Mechanistic studies revealed that MT2 binds to TG2 (an actin-binding protein that relaxes the cellular cytoskeleton) on the membrane of ASMCs; this interaction was specifically required for MT2-induced ASMC relaxation. Protein array analysis of the intracellular effects of TG2 activation by MT2 in rat ASMCs revealed phosphorylation of ezrin (a structural protein involved in stabilizing membrane receptor complexes) and the dephosphorylation of myosin phosphatase target subunit 1 (MYPT1; a regulatory subunit of myosin phosphatase that regulates the interaction of actin and myosin).

Next, the authors performed molecular docking analyses for more than 6000 compounds from an in-house database based on the NMR structure for the binding site of the TG2 calponin homology domain. Optimization of hit compounds led to the identification of the TG2 agonist TSG12, which inhibited acetylcholine-induced contraction of rat ASMCs and reduced asthmatic pulmonary resistance in mice. TSG12 induced MYPT1 dephosphorylation (as seen with MT2) and was shown to inactivate the RHOA–ROCK–MYPT1–MLC pathway, thereby causing ASMC relaxation.

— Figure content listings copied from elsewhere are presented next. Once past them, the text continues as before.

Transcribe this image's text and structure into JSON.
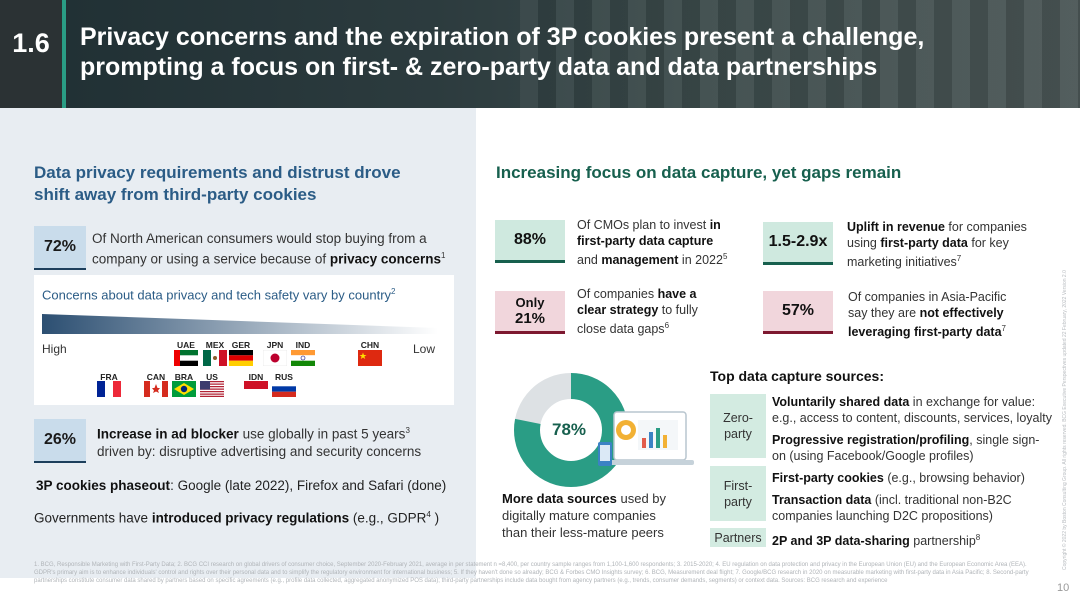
{
  "header": {
    "section_number": "1.6",
    "title_line1": "Privacy concerns and the expiration of 3P cookies present a challenge,",
    "title_line2": "prompting a focus on first- & zero-party data and data partnerships"
  },
  "left": {
    "heading_line1": "Data privacy requirements and distrust drove",
    "heading_line2": "shift away from third-party cookies",
    "stat1": {
      "value": "72%",
      "text_a": "Of North American consumers would stop buying from a",
      "text_b": "company or using a service because of ",
      "text_bold": "privacy concerns",
      "sup": "1"
    },
    "card": {
      "title": "Concerns about data privacy and tech safety vary by country",
      "title_sup": "2",
      "high_label": "High",
      "low_label": "Low",
      "top_countries": [
        "UAE",
        "MEX",
        "GER",
        "JPN",
        "IND",
        "CHN"
      ],
      "bottom_countries": [
        "FRA",
        "CAN",
        "BRA",
        "US",
        "IDN",
        "RUS"
      ]
    },
    "stat2": {
      "value": "26%",
      "text_bold": "Increase in ad blocker",
      "text_a": " use globally in past 5 years",
      "sup": "3",
      "text_b": "driven by: disruptive advertising and security concerns"
    },
    "cookies_bold": "3P cookies phaseout",
    "cookies_rest": ": Google (late 2022), Firefox and Safari (done)",
    "gov_a": "Governments have ",
    "gov_bold": "introduced privacy regulations",
    "gov_b": " (e.g., GDPR",
    "gov_sup": "4",
    "gov_c": " )"
  },
  "right": {
    "heading": "Increasing focus on data capture, yet gaps remain",
    "stats": {
      "s88": {
        "value": "88%",
        "a": "Of CMOs plan to invest ",
        "b": "in",
        "c": "first-party data capture",
        "d": "and ",
        "e": "management",
        "f": " in 2022",
        "sup": "5"
      },
      "s15": {
        "value": "1.5-2.9x",
        "a": "Uplift in revenue",
        "b": " for companies",
        "c": "using ",
        "d": "first-party data",
        "e": " for key",
        "f": "marketing initiatives",
        "sup": "7"
      },
      "s21": {
        "value_a": "Only",
        "value_b": "21%",
        "a": "Of companies ",
        "b": "have a",
        "c": "clear strategy",
        "d": " to fully",
        "e": "close data gaps",
        "sup": "6"
      },
      "s57": {
        "value": "57%",
        "a": "Of companies in Asia-Pacific",
        "b": "say they are ",
        "c": "not effectively",
        "d": "leveraging first-party data",
        "sup": "7"
      }
    },
    "donut": {
      "value_label": "78%",
      "value": 78,
      "caption_bold": "More data sources",
      "caption_a": " used by",
      "caption_b": "digitally mature companies",
      "caption_c": "than their less-mature peers"
    },
    "sources_title": "Top data capture sources:",
    "zero_label_a": "Zero-",
    "zero_label_b": "party",
    "first_label_a": "First-",
    "first_label_b": "party",
    "partners_label": "Partners",
    "src1_bold": "Voluntarily shared data",
    "src1_a": " in exchange for value:",
    "src1_b": "e.g., access to content, discounts, services, loyalty",
    "src2_bold": "Progressive registration/profiling",
    "src2_a": ", single sign-",
    "src2_b": "on (using Facebook/Google profiles)",
    "src3_bold": "First-party cookies",
    "src3_a": " (e.g., browsing behavior)",
    "src4_bold": "Transaction data",
    "src4_a": " (incl. traditional non-B2C",
    "src4_b": "companies launching D2C propositions)",
    "src5_bold": "2P and 3P data-sharing",
    "src5_a": " partnership",
    "src5_sup": "8"
  },
  "footnote": "1. BCG, Responsible Marketing with First-Party Data; 2. BCG CCI research on global drivers of consumer choice, September 2020-February 2021, average in per statement n =8,400, per country sample ranges from 1,100-1,600 respondents; 3. 2015-2020; 4. EU regulation on data protection and privacy in the European Union (EU) and the European Economic Area (EEA). GDPR's primary aim is to enhance individuals' control and rights over their personal data and to simplify the regulatory environment for international business; 5. If they haven't done so already; BCG & Forbes CMO Insights survey; 6. BCG, Measurement deal flight; 7. Google/BCG research in 2020 on measurable marketing with first-party data in Asia Pacific; 8. Second-party partnerships constitute consumer data shared by partners based on specific agreements (e.g., profile data collected, aggregated anonymized POS data); third-party partnerships include data bought from agency partners (e.g., trends, consumer demands, segments) or context data. Sources: BCG research and experience",
  "page_number": "10",
  "side_note": "Copyright © 2022 by Boston Consulting Group. All rights reserved. BCG Executive Perspectives updated 22 February, 2022 Version 2.0",
  "colors": {
    "green": "#17604e",
    "blue": "#2b5c86",
    "teal": "#2a9d85",
    "rose": "#7d1830"
  }
}
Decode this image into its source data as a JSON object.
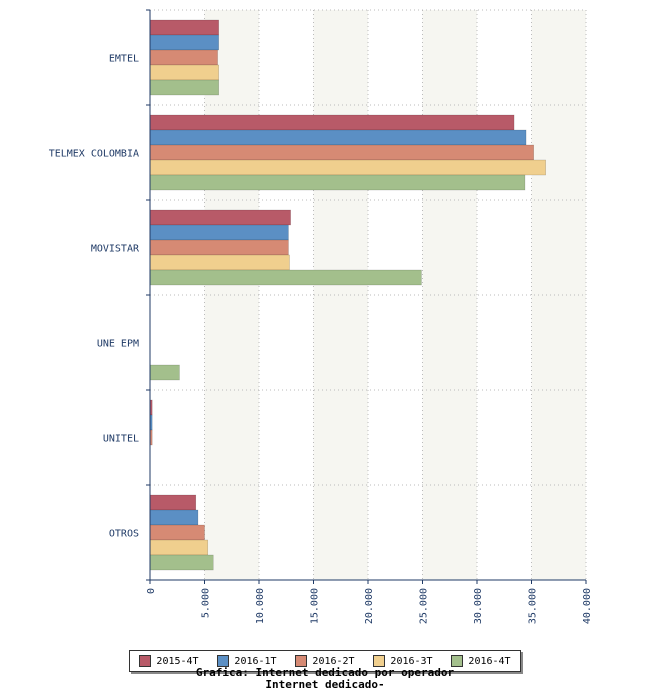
{
  "chart_data": {
    "type": "bar",
    "orientation": "horizontal",
    "categories": [
      "EMTEL",
      "TELMEX COLOMBIA",
      "MOVISTAR",
      "UNE EPM",
      "UNITEL",
      "OTROS"
    ],
    "series": [
      {
        "name": "2015-4T",
        "color": "#b85a68",
        "values": [
          6300,
          33400,
          12900,
          0,
          200,
          4200
        ]
      },
      {
        "name": "2016-1T",
        "color": "#5b8fc4",
        "values": [
          6300,
          34500,
          12700,
          0,
          200,
          4400
        ]
      },
      {
        "name": "2016-2T",
        "color": "#d68a74",
        "values": [
          6200,
          35200,
          12700,
          0,
          200,
          5000
        ]
      },
      {
        "name": "2016-3T",
        "color": "#f0cf8e",
        "values": [
          6300,
          36300,
          12800,
          0,
          0,
          5300
        ]
      },
      {
        "name": "2016-4T",
        "color": "#a3bf8c",
        "values": [
          6300,
          34400,
          24900,
          2700,
          0,
          5800
        ]
      }
    ],
    "xlim": [
      0,
      40000
    ],
    "ticks": [
      "0",
      "5.000",
      "10.000",
      "15.000",
      "20.000",
      "25.000",
      "30.000",
      "35.000",
      "40.000"
    ],
    "title": "Grafica: Internet dedicado por operador",
    "subtitle": "Internet dedicado-",
    "legend_position": "bottom",
    "grid": true
  }
}
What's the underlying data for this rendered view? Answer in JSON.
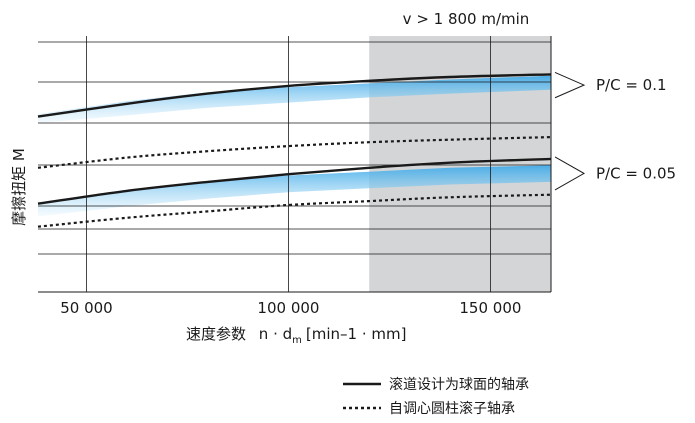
{
  "chart_data": {
    "type": "line",
    "region_label": "v > 1 800 m/min",
    "region_x": [
      120000,
      165000
    ],
    "xlim": [
      38000,
      165000
    ],
    "ylim": [
      0,
      10
    ],
    "x_ticks": [
      50000,
      100000,
      150000
    ],
    "x_tick_labels": [
      "50 000",
      "100 000",
      "150 000"
    ],
    "xlabel_main": "速度参数",
    "xlabel_formula": "n · d",
    "xlabel_sub": "m",
    "xlabel_units": "[min–1 · mm]",
    "ylabel": "摩擦扭矩 M",
    "groups": [
      {
        "label": "P/C = 0.1",
        "band_top": [
          [
            38000,
            6.95
          ],
          [
            60000,
            7.45
          ],
          [
            80000,
            7.8
          ],
          [
            100000,
            8.0
          ],
          [
            120000,
            8.15
          ],
          [
            140000,
            8.3
          ],
          [
            165000,
            8.45
          ]
        ],
        "band_bottom": [
          [
            38000,
            6.6
          ],
          [
            60000,
            6.9
          ],
          [
            80000,
            7.2
          ],
          [
            100000,
            7.4
          ],
          [
            120000,
            7.6
          ],
          [
            140000,
            7.75
          ],
          [
            165000,
            7.9
          ]
        ],
        "solid": [
          [
            38000,
            6.85
          ],
          [
            60000,
            7.35
          ],
          [
            80000,
            7.75
          ],
          [
            100000,
            8.05
          ],
          [
            120000,
            8.25
          ],
          [
            140000,
            8.4
          ],
          [
            165000,
            8.5
          ]
        ],
        "dotted": [
          [
            38000,
            4.85
          ],
          [
            60000,
            5.25
          ],
          [
            80000,
            5.5
          ],
          [
            100000,
            5.7
          ],
          [
            120000,
            5.85
          ],
          [
            140000,
            5.95
          ],
          [
            165000,
            6.05
          ]
        ]
      },
      {
        "label": "P/C = 0.05",
        "band_top": [
          [
            38000,
            3.5
          ],
          [
            60000,
            4.0
          ],
          [
            80000,
            4.3
          ],
          [
            100000,
            4.55
          ],
          [
            120000,
            4.7
          ],
          [
            140000,
            4.85
          ],
          [
            165000,
            4.95
          ]
        ],
        "band_bottom": [
          [
            38000,
            2.95
          ],
          [
            60000,
            3.35
          ],
          [
            80000,
            3.65
          ],
          [
            100000,
            3.9
          ],
          [
            120000,
            4.05
          ],
          [
            140000,
            4.2
          ],
          [
            165000,
            4.3
          ]
        ],
        "solid": [
          [
            38000,
            3.45
          ],
          [
            60000,
            3.95
          ],
          [
            80000,
            4.3
          ],
          [
            100000,
            4.6
          ],
          [
            120000,
            4.85
          ],
          [
            140000,
            5.05
          ],
          [
            165000,
            5.2
          ]
        ],
        "dotted": [
          [
            38000,
            2.55
          ],
          [
            60000,
            2.9
          ],
          [
            80000,
            3.15
          ],
          [
            100000,
            3.4
          ],
          [
            120000,
            3.55
          ],
          [
            140000,
            3.7
          ],
          [
            165000,
            3.8
          ]
        ]
      }
    ],
    "legend": [
      {
        "style": "solid",
        "label": "滚道设计为球面的轴承"
      },
      {
        "style": "dotted",
        "label": "自调心圆柱滚子轴承"
      }
    ],
    "colors": {
      "region": "#d4d5d6",
      "band": "#7ccbf0",
      "line": "#1a1a1a",
      "grid": "#1a1a1a"
    }
  }
}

TSG12 inhalation inhibited pulmonary resistance by more than 80% in asthmatic mice that had been challenged with house dust mite, and was more effective than terbutaline. TSG12 similarly inhibited pulmonary resistance in OVA-challenged asthmatic mice, to a greater extent than that achieved with the β-agonist isoproterenol. Importantly, TSG12 also reduced acetylcholine-induced contraction of human ASMCs in a dose-dependent manner, without signs of toxicity or desensitization.

TG2 agonists may represent a promising novel approach for treating asthma, with potential clinical advantages over existing therapies

Together, these results suggest that TG2 agonists may represent a promising novel approach for treating asthma, with potential clinical advantages over existing therapies. The authors plan to structurally optimize TSG12 to obtain novel analogues with improved metabolic stability and solubility for further drug development.